5 tips for writing a formal email

5 Tips for Writing a Formal Email


In many cases, in the process of applying to a university abroad and even after it, you will need to write a formal email – either to talk about the documentation or to accept your approval at the institution and confirm your enrollment. In these situations, you need to know how to formulate this type of e-mail, so that you do not give a bad impression to anyone who is going to read it. Thinking about it, here are 5 tips for you to structure your message in a more formal way.

5 tips for writing a formal email

First impressions: the subject

The subject is your first point of contact with the recipient of the email and is what will give the first impression of your message. Use this space to state the purpose of your email, always concisely. Whoever receives the email should be able to know what it is about just by the subject.

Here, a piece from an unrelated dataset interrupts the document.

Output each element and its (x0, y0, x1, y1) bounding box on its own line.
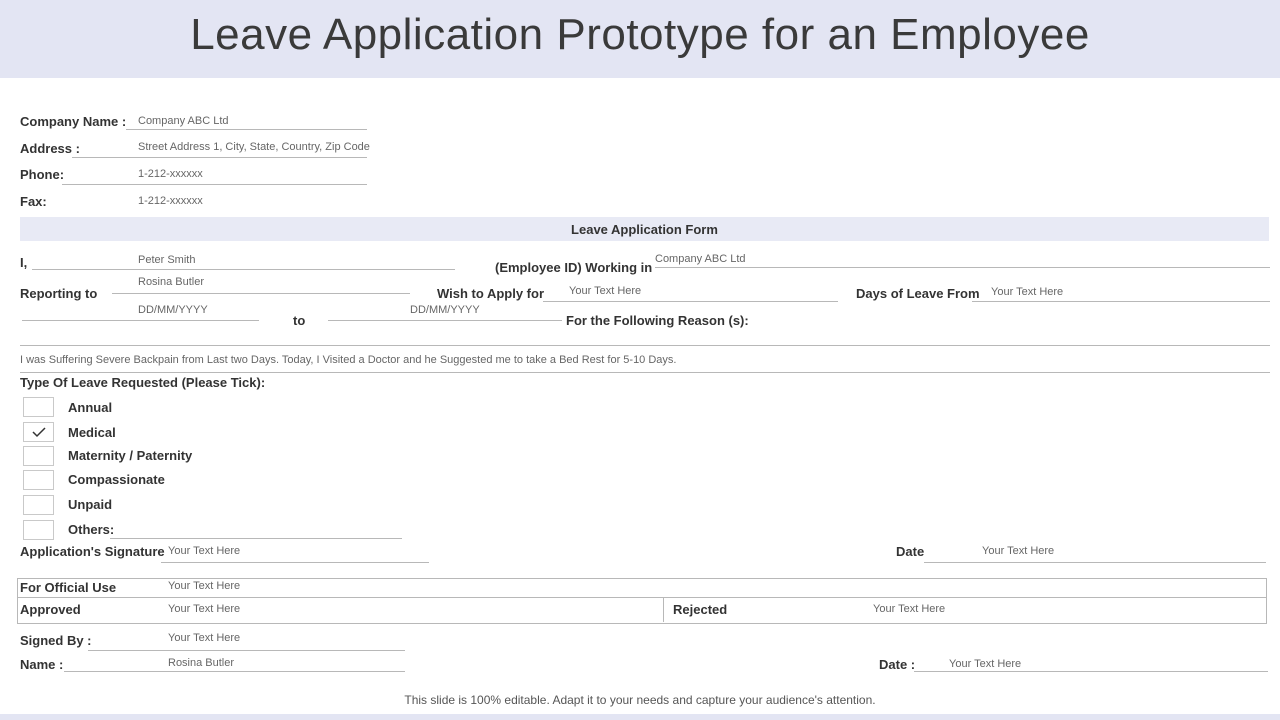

If you are already at the university abroad and are going to write a formal email to a professor, include your enrollment number to facilitate a consultation, if necessary. Likewise, include your account or reference number if you are writing for a company for which you have an account. Finally, don’t use all capital letters in the subject line and avoid using unnecessary words.


Whenever you’re writing a formal email, start by greeting the person you’re writing to. If you know who the recipient of the email will be, start your message with ‘Dear’, followed by the recipient’s title and name (preferably the surname, if it is for someone outside Brazil).

If you are unsure of who the recipient is, start with: “Whomever might interest”, or another equivalent phrase. Avoid starting a formal email with “Hello”, “Hi”, “Good morning / Good afternoon”, etc. Also make sure to type the recipient’s name correctly.

Introduction and body of the email

Carefully plan the content of your email and decide what is the most important information to transmit. Once you’ve determined this, use the first paragraph to introduce yourself and expand on the subject – that is, the reason you’re sending an email. Use the body of the email to include extra information, but make sure you don’t provide unnecessary details.

You are more likely to receive a quick and positive response if the recipient does not need to read a long email trying to decipher why you wrote it all. Otherwise, you may lose your reader’s interest. If you need to include important details in the message, ensure that they are clearly displayed and do not need to be searched in the text.

When writing a formal email, do not use abbreviations or slang. This is unprofessional and can make a negative impression. Finally, use only one language in the email, and a language that you know the recipient will be able to understand.

Ending the email

Ending the email

End your email with a friendly but formal farewell. Popular ways to end a formal email are using “Cordially”, or “ Yours faithfully ”, in English (if you know who the recipient is), or “ Yours sincerely ” or “ Yours sincerely ” (if you don’t know the name recipient).

Finally, add your first and last name. Then, provide your contact details, such as phone number and email address, so that the recipient knows where to contact you, if necessary.

Before clicking “Submit”

The last step, but probably the most important before sending your email, is to review it. Read the message carefully and look for spelling and grammatical errors. Use your computer’s grammar checker to ensure that all essential details are correct or, if you are writing in another language, use an online checker, such as Grammarly. It can also help to correct spelling and sentence construction.

Ask someone you trust to read the email, to make sure that it flows correctly, that it makes sense, that the tone is correct and that the intended message is being conveyed. A second opinion can make a big difference!